Janabadi education is not a wholesale re-writing of history but rather omitting parts of history, especially those dealing with the monarchy. The stress is on scientific vocational education so that students "receive practical knowledge to enable them to make a living." In Rolpa and Rukum very few students had studied up to SLC. Most had dropped out in grades 5, 6, 7 or 8. For these young people, a scientific practical education was far out of reach due to the mobile nature of the insurgency.

The Maoists have big plans to impart Janabadi education, claiming to have established over 35 Janabadi schools throughout the base areas in 2005. They have also constructed one model Janabadi school each in the districts of the base area. The Thawang model school building in Rolpa district can house 40 children from grades 1 to 3. It is intended to be a boarding school where children of Maoists who were killed in encounters and the poor are given preference. The Janabadi curriculum had already been finalised and the books were being printed. The booklet looked like any school curriculum except that it emphasised Maoist philosophy and the "people's war" .

Maoists' new curriculum

The Maoist Regional Peoples' Education Division' for Rukum and Rolpa has issued its curriculum for Grades 1-3 in which students will be asked to recognise the portraits of Marx, Mao and CPN-Maoist leader Prachanda.
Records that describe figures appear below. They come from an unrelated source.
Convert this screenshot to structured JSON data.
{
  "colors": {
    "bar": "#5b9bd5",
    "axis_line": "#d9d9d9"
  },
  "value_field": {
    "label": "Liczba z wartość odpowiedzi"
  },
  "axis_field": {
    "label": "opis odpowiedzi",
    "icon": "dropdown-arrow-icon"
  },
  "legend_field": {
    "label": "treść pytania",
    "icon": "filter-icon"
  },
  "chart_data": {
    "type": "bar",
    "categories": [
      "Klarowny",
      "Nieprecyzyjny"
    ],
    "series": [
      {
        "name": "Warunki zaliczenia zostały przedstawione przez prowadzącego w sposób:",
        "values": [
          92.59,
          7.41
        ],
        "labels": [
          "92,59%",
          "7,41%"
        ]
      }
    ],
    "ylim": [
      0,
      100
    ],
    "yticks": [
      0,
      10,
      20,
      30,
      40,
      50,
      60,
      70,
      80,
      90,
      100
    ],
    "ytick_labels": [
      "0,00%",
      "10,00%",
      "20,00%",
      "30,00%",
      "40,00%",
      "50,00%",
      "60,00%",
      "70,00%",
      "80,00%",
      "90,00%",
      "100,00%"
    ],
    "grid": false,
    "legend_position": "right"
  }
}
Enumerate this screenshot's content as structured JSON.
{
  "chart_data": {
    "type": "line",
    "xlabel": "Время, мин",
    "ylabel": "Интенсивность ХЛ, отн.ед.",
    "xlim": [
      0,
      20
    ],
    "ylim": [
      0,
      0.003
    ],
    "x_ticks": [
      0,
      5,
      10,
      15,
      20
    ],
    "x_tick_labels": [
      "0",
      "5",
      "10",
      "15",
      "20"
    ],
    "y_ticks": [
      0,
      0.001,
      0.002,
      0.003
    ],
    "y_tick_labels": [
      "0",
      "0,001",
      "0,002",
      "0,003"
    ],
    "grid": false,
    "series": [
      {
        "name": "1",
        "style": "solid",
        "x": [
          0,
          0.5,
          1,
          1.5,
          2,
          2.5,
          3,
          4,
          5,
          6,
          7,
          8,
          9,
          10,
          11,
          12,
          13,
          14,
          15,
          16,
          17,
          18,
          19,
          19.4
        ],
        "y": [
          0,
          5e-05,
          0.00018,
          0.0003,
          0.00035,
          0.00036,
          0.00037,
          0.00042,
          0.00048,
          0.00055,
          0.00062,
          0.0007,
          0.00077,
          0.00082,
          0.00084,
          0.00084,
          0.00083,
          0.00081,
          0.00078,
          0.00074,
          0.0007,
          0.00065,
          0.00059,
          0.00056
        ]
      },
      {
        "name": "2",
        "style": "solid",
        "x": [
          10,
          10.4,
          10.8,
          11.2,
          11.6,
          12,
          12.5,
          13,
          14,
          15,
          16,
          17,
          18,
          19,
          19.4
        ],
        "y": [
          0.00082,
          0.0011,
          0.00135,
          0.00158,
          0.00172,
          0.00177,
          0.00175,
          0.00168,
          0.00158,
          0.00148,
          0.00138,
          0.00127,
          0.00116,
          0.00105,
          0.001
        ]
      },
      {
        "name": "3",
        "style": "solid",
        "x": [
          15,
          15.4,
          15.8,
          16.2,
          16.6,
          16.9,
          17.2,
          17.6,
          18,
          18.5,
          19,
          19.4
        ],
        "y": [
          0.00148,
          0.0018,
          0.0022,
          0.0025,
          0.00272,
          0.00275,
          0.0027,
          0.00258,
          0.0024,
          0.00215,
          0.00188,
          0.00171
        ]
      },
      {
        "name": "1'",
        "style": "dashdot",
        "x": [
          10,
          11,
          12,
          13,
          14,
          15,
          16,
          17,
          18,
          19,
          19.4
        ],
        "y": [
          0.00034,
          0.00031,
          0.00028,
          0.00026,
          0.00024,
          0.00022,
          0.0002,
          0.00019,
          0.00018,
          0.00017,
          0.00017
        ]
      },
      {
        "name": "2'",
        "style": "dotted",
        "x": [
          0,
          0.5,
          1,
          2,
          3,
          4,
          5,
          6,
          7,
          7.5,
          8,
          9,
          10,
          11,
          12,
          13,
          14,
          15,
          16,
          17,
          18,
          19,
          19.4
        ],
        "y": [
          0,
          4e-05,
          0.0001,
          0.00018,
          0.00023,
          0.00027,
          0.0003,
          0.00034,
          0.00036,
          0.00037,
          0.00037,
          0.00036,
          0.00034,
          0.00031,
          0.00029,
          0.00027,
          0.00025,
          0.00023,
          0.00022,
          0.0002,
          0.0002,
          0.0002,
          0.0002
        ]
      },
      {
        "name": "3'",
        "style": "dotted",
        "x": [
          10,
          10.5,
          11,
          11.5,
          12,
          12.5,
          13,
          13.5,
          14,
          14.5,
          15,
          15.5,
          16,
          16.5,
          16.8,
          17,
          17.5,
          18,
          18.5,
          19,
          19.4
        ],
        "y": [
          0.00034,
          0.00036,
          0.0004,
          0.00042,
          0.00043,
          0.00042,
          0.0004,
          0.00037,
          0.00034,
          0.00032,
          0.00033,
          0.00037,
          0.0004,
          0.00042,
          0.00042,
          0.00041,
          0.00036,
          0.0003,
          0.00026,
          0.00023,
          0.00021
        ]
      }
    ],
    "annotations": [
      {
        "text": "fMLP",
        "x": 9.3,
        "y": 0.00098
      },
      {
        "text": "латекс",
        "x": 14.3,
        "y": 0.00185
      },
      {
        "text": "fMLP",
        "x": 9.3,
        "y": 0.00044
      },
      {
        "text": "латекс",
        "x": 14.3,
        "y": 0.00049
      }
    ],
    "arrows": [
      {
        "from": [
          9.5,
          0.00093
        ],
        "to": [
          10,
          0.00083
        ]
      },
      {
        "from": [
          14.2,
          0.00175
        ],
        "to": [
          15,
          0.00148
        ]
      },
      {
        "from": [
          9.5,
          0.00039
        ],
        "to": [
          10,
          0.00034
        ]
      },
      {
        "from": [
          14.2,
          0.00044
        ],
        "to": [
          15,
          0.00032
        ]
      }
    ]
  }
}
Students should be able to recognise the flags of the communist party, the people's council and fraternal people's organisations, to recite the full names of the party and people's government and remember the names, place and date of births and deaths of Marx, Lenin, Mao and the date and place of birth of Prachanda. In Grade 3, teachers are asked to make sure that students know the life story of Prachanda.

The students in the Maoist strongholds have to learn about the proletarian class struggle and its leadership and martyrs.

The Maoists want to implement the new curriculum all over the country.

August 2005

A class of their own

The Maoist Grade 1-3 curriculum includes military science

The night sky is patched with dark pre-monsoon clouds and the porch of a straw-thatched mud house glows with bluish LED lamps lighting a makeshift stage. As the audience sit on straw mats, a peculiar music breaks the silence- a fusion of madal and battery powered keyboards.

Performers take turns singing revolutionary songs and dances. Two of them ridicule King Gyanendra and former prime minister Sher Bahadur Deuba. The performers are teachers who have just finished a training program on the Maoists' new curriculum for Grades 1-3 in this remote village on the border of Salyan and Rolpa.

"Education is not only rote reading like in the old regime, our teachers have to be trained," announces Bhesh Raj Bhusal (alias Dhruba) secretary of the Maoist-affiliated All Nepal Teachers' Association.